Perhaps surprisingly, it is Julie Bishop, from the Australian slightly-to-the-right Liberal Party who is calling the socialist Minister Bob Carr to account to misleading parliament on the topic.
Mitt Romney is hardly looking like a paragon of open virtue, but the present presidential incumbent Barack Obama has hardly proved to be a friend of free speech. Despite his warm-fuzzy pre-election pledges, he has not closed down Guantanamo Bay, and, according to Wikileaks itself (which keeps count)
the world expected that this administration would return the United States to the rule of law. Instead, while Hillary Clinton praises transparency abroad, she undermines the First Amendment and the free flow of information at home. The Obama Administration has charged more whistleblowers than all other previous administrations combined.
Certainly, the conditions in which Bradley Manning have been kept look very much like torture. The Defense Motion alleging this paints a pretty appalling picture of abuse. And what is it with the American military repeatedly requiring their prisoners to take their clothes off?
Curiously, it is those from areas more associated with the right that we see resistance to this sort of totalitarianism. For example, Chalmers Johnson (who died recently, sadly) was a CIA man turned academic – and fiercely critical of the CIA’s repressive activities. And PJ Crowley public diplomat and (until recently) spokesman of the department of state, who was recently required to resign for remarking that the treatment of Bradley Manning was “ridiculous and counterproductive and stupid”. Obama was furious. Manning himself must be approaching despair. The military court before which he stands accused has just ruled that evidence that his leaks have caused no danger to anyone is inadmissible. The severity with which he must be punished is not to be diminished by the absence of any harm done.
Back in Blighty, the public service is firmly in the grip of a left-leaning orthodoxy, and the Cameron government has not proved willing – or perhaps able – to achieve any sort of culture change equivalent that that of Margaret Thatcher.
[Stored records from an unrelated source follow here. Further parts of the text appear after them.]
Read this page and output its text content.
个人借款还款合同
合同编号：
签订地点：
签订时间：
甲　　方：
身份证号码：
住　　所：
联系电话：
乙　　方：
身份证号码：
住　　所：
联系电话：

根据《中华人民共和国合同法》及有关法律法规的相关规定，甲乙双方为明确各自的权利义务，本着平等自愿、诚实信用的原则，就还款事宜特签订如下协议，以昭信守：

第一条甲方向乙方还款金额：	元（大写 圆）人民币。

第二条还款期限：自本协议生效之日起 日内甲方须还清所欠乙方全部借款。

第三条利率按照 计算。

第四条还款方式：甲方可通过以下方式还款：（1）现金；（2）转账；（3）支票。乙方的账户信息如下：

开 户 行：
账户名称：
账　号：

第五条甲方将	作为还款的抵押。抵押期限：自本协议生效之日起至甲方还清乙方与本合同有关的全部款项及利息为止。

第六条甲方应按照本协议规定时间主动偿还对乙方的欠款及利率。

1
Again, it is figures from the right – like Lord Lawson and James Delingpole – who are those who stand out most publicly against sweeping the facts under the carpet for the sake of government policy. Less publicly, one guess that many members of anonymous (which has recently been launching cyber attacks on the Government for its treatment of Assange might well be from the far-left. These times make strange bedfellows.
Personally, I cannot help feeling that a bit more good-natured anarchy in the mix may be no bad thing.